На дворе гостей встречал раскатистым лаем Рекс, старая черная дворняга. Преемником Рекса стал кокер-спаниель Лонни, беспокойное создание, которое носилось по окрестным полям и издалека напоминало вспугнутую куропатку. У Юри и его первой жены Урве Роодес Аррак, талантливой художницы, работавшей с кожаными материалами, было два сына, – Ян, мой ровесник, и Арно, на два года старше. Своими длинными льняными волосами и северными ликами оба они напоминали юных викингов. В наше первое лето в Панга-Рехе Юри построил в яблоневом саду домик на сваях, в котором мальчишки и ночевали. Хотя чета Арраков свободно говорила по-русски и вообще была гораздо космополитичнее, чем большинство эстонцев, они не заставляли детей учить русский, несмотря на официальные требования в школе. Такая позиция Арраков и большинства эстонских родителей была одновременно и молчаливым протестом эстонцев против русской оккупации, и способом языкового и культурного самосохранения. Поэтому я общался с братьями Аррак на английском языке, которым они владели куда лучше, чем русским. В Панга-Рехе ощущение заграницы было еще сильнее, чем в Пярну. Оба брата, особенно компанейский и общительный Ян, поражали меня своей раскованностью и свободой. Я завидовал этим эстонским парням, особенно когда думал о неизбежном возвращении в Москву, где меня ждала участь еврейской вороны.

Заветные воспоминания о Панга-Рехе и общении с Арраками не тронуты патиной времени. В них все золотое, живое, неутраченное. По утрам Юри обычно работал, моя мама и Урве стряпали, а отец сидел на крыльце, сочинял стихи или делал наброски. Мы с Яном и Арно катили на велосипедах к морю и ныряли в холодные волны с огромного валуна, похожего на спящего быка, а не то усаживались каменному быку на лоб и удили рыбу. Места здесь были суровые, каменистые, сплошь серое и защитно-зеленое, – можжевельник и камни, испещренные лишайниками. Много лет спустя, впервые отведав джину, я тотчас с поразительной ясностью вспомнил, как в детстве стоял на диком берегу моря неподалеку от Панга-Рехе, срывал ягодки балтийского можжевельника и медленно высасывал их терпкий пахучий сок.

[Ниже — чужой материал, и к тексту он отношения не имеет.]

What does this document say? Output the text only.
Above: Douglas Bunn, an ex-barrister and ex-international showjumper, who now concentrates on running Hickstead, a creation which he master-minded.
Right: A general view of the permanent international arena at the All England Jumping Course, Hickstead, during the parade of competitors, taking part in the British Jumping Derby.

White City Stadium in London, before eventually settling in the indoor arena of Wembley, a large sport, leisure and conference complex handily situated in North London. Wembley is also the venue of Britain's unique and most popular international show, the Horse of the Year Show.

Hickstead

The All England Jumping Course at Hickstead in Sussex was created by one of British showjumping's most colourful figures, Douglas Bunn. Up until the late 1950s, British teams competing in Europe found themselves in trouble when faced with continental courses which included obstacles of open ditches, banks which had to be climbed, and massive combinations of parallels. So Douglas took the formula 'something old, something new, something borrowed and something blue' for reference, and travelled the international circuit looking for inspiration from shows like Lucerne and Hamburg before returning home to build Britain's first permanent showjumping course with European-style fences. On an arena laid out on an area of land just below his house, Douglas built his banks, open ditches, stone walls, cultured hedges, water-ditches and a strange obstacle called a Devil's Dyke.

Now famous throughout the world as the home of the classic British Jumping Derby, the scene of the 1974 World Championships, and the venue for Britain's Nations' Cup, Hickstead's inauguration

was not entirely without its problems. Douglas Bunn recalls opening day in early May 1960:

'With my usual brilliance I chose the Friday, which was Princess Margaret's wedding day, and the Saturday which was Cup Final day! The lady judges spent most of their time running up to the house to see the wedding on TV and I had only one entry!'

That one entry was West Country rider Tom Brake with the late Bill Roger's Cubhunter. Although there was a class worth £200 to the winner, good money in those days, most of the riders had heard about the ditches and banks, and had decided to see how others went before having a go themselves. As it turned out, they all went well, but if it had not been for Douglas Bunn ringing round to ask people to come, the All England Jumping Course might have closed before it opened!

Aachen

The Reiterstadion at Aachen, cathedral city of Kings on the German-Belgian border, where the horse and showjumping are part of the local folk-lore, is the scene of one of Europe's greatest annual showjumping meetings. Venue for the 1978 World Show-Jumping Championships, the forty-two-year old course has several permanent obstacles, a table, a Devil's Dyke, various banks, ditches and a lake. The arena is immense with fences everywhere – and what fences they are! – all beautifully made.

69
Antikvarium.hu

Если накануне шел дождь, мы отправлялись в ближайший «грибной» лес и приносили к обеду полные корзинки боровиков с красными и карими шляпками (на суп), а также ворохи рыжих лисичек, которые мы жарили на сковородке с деревенским маслом, луком и укропом. Иногда Юри выносил на улицу деревянный стол и табуретки, раздавал мальчишкам бумагу, ставил на стол акварельные краски и банку с водой, и давал нам уроки рисования. И отчего я не сохранил свои беспомощные акварельки и рисунки! Ведь на них были пометки и поправки Юри Аррака. Ян и Арно унаследовали художественные гены родителей, и Арно Аррак позже стал профессиональным художником. Обычно Юри не приглашал смотреть свои незаконченные работы, но и дверь в мастерскую не запирал. Так в один из первых приездов на хутор Панга-Рехе я наблюдал работу Аррака над холстом, который получил название «Разговор автопортретов». Четыре бородатых автопортрета художника, два из которых пока представляли собой лишь контуры, а два уже оделись плотью и цветом, сидели кружком, погруженные в разговор. Как-то летом Юри и мой отец на несколько дней заперлись в мастерской и вдвоем работали над детской книгой. Идея была в том, чтобы создать вариации на темы эстонских народных сказок о проказнике-шутнике, болотном лешаке, который помогает беднякам и наказывает жадных фермерских женушек. Этот персонаж, которого Юри называл «Майв», был от рождения наделен волшебной силой. Был вчерне придуман костяк книги, отец собирался написать текст по-русски, а Юри – проиллюстрировать. Они надеялись, что книгу можно будет издать в Москве. Но надеждам не суждено было воплотиться, возможно, потому, что вскоре мы стали отказниками и все советские издательства закрыли перед отцом двери.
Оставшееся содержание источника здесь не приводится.